The utilization of flexible sigmoidoscopy as a screen for colorectal cancer has been shown to be cost effective for patients with average risk factors for this cancer. The impact of variables on the location of colon cancer has not been completely studied. Nelson and colleagues explored age, gender and race as variables that may influence the site for colorectal cancer.
The site for colorectal cancer was defined as distal (sigmoid, rectosigmoid and rectum) or proximal (cecum through descending colon). The study consisted of a review of 38,391 patients with colorectal cancer enrolled in the tumor registry in one state. When controlled for age, the incidence of proximal colorectal cancer was higher in the black population than in the white population. Distal colorectal cancer rates were higher for male patients than for female patients in both races.
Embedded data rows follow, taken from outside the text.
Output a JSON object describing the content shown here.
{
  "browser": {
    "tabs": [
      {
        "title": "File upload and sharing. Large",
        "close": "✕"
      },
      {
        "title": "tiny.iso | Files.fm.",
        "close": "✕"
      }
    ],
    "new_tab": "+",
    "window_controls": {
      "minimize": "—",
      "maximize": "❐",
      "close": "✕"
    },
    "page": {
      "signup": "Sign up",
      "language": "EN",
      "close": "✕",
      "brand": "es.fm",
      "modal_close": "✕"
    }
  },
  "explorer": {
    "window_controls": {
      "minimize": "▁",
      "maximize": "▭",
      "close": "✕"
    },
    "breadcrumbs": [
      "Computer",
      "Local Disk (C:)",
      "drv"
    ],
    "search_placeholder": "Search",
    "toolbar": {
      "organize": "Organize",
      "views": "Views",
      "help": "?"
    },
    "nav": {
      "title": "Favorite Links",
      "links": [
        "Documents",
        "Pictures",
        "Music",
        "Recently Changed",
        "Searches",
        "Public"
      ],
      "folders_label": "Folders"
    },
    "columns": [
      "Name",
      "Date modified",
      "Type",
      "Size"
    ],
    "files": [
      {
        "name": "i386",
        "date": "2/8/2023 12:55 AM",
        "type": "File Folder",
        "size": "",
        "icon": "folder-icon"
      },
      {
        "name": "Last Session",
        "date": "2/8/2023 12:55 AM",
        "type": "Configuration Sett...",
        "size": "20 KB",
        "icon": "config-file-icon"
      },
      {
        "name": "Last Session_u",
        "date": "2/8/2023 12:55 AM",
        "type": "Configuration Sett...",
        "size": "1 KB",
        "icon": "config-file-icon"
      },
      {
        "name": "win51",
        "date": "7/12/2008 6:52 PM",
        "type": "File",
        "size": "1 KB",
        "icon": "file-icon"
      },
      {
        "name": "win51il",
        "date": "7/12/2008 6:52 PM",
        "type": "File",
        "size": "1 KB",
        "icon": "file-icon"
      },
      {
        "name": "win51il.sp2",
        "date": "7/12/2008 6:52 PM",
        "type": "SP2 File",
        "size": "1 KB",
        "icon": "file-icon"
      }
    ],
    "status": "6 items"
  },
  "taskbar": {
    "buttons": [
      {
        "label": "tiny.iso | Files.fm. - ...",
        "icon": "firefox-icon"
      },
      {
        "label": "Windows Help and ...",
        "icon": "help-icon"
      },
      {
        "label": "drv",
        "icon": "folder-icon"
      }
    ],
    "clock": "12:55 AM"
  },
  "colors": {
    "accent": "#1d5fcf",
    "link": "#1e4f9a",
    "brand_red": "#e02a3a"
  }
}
The authors conclude that offering flexible sigmoidoscopy as a screen is appropriate for white male patients. However, in black female patients, a barium enema would be a better screen because of the increased incidence in that population of proximal colorectal cancers that are beyond the range of a sigmoidoscope. The authors also conclude that the poorer survival rate for colorectal cancer in the black population might be explained by the tendency for these patients to have a higher incidence of proximal tumors.
Nelson RL, et al. The relation of age, race, and gender to the subsite location of colorectal carcinoma. Cancer. 1997 July;80:193–7.